You may want to educate yourself before spreading unnecessary FUD. Firefox is free and open source, and always has been. There's no danger in Firefox becoming a paid browser because even if they tried, it would just be forked and maintained by another community or group.
Mozilla does have a for-profit arm called the Mozilla Corporation, and they manage the money received from Google and others. But that doesn't mean Firefox is going to become paid even if Google gets broken up by the antitrust efforts of the US government.
Although thats probably not whats going to happen if google gets broken up but I‘ll still happily pay for firefox just for the sake of breaking up google.
This might be a best case scenario. It won’t happen, Mozilla has been turned into a corporate funds receiver for years. That CEO compensation doesn’t pay for itself. Imagine paying for actual software engineering work.
This is clearly about all the youtube advertisement changes lately. (though maybe with a dolllop of not being happy about their other ads being blocked either) I've not seen a single one on FF with Ublock, no slowdown, no nothing. He was (as I understand it) making changes as needed to stay ahead of or abreast of them. (I already wasn't using their browser long before this.)
He beat them. They didn't crush him with their technical prowess and all their genius engineers, they didn't find a way to legally challenge him (I'm sure they had their lawyers working on it), they didn't find a way to outmaneuver him, the only thing they could do is ban his extension from being used on their browser. Because they literally could not force their shit down our throats as long as we were using it.
So I guess, maybe not a beat for beat fit for the parable, but he's very much the little guy, and they very much are the gigantic IT megacorp, so I think it was a glorious victory.
I'd call it a pyrrhic victory at best. It's like if Ukraine got Russia to use their nukes on them and there was no response from the rest of the world. Sure, you got them to use their strongest weapon, but you still got nuked and they'll continue as usual.

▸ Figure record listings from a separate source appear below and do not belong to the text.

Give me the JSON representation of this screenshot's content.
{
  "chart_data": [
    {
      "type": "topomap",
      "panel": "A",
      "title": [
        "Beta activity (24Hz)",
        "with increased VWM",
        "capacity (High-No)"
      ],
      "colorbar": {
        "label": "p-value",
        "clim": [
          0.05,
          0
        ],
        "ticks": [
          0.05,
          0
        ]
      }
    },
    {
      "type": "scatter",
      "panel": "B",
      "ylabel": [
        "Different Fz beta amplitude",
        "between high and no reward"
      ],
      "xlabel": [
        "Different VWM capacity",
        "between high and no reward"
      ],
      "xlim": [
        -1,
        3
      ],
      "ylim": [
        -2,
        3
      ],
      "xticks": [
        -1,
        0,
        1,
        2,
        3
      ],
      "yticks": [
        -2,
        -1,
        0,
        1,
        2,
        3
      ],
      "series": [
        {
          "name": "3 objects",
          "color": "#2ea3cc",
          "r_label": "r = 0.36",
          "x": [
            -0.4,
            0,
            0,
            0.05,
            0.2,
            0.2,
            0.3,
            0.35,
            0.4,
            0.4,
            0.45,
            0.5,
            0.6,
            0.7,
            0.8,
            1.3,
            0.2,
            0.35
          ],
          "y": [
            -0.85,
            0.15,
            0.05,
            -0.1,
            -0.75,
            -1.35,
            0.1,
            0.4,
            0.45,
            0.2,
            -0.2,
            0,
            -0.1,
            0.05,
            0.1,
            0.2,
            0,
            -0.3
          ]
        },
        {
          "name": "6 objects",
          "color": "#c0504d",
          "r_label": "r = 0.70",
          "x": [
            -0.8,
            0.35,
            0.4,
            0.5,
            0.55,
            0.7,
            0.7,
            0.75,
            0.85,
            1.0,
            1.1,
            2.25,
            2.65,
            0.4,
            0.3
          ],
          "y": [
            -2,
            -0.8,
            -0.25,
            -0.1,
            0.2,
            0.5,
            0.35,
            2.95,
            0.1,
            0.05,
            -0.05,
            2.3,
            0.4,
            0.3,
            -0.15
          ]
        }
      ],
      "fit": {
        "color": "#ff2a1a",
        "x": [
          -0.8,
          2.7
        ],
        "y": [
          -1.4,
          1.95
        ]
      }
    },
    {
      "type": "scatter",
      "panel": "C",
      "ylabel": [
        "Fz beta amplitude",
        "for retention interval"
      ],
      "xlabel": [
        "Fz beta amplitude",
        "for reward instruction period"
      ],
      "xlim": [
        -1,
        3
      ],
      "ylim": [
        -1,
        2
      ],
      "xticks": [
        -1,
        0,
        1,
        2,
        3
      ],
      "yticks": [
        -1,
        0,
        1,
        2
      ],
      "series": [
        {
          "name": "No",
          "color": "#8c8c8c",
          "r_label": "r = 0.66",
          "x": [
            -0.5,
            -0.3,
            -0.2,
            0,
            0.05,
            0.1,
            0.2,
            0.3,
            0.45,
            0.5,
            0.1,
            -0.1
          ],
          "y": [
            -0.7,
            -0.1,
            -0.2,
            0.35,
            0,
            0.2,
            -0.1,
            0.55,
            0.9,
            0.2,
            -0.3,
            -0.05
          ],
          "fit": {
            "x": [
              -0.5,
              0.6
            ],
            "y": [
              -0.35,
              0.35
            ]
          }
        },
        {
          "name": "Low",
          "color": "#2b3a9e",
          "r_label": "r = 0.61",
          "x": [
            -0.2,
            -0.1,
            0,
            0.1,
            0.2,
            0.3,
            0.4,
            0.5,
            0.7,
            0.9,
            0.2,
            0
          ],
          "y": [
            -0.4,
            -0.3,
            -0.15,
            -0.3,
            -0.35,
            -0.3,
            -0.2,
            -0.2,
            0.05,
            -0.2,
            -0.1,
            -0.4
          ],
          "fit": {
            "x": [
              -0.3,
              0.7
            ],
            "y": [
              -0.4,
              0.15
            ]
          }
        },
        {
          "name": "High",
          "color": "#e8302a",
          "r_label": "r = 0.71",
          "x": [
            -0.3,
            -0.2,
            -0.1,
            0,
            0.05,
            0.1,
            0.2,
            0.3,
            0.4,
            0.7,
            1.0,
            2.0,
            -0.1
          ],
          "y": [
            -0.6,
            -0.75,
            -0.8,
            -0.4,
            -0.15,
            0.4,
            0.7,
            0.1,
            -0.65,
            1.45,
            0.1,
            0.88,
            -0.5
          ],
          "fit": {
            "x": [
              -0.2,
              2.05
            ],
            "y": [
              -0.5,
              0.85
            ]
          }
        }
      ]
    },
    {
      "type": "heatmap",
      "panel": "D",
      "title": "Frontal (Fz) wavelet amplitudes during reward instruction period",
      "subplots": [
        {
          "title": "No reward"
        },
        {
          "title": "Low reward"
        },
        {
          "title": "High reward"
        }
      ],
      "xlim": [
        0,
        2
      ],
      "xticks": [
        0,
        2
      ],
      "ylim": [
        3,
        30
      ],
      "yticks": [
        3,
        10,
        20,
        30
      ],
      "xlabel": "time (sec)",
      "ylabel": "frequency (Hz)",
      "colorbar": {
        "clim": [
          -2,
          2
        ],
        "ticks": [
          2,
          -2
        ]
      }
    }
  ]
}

Manifest V3 was well on its way to being implemented before the aggressive youtube advertisement push. It was well known (to people who cared) it would kill uBlock back in 2019.
Still chromium at the end of the day. Anything they have control over has the potential to be ruined by them. Don't give them the chance, just fix the problem and use Firefox.
I mean, Vivaldi absorbs whatever changes they like from Chromium, but it's not whole cloth. Vivaldi is specifically not implementing V3 and maintaining compatibility with existing addons.
According to their blog they will stop supporting v2 next year.
"We will keep Manifest v2 for as long as it’s still available in Chromium. We expect to drop support in June 2025, but we may maintain it longer or be forced to drop support for it sooner, depending on the precise nature of the changes to the code."
Thats not "will stop", that's "may stop if it becomes unsupportable". Google would have to be activly adding code that fucks with V2 support in order to make it impossible to support it. It's not gone until it's gone.
Meanwhile, in Firefox land, they had no external pressure, and continuously removed features the users wanted, despite outcry from those users.
Is Firefox the better option just because its not Chromium based? That's not clear. What is clear to me is that I don't particularly trust Google OR Mozilla to do the right thing, and (despite using Chromium as a basis for their browser), Vivaldi is doing everything I'd want a dev to do. I wouldn't put it past them to stop taking updates from the main Chromium repo and just start doing their own thing (if Chromium becomes too much of a pain to deal with).
People are complaining that having a mono-browesr is a problem, and I don't disagree, but Google and Mozilla are both assholes that don't listen to their users. Maybe we should be paying more attention to that than which codebase they use.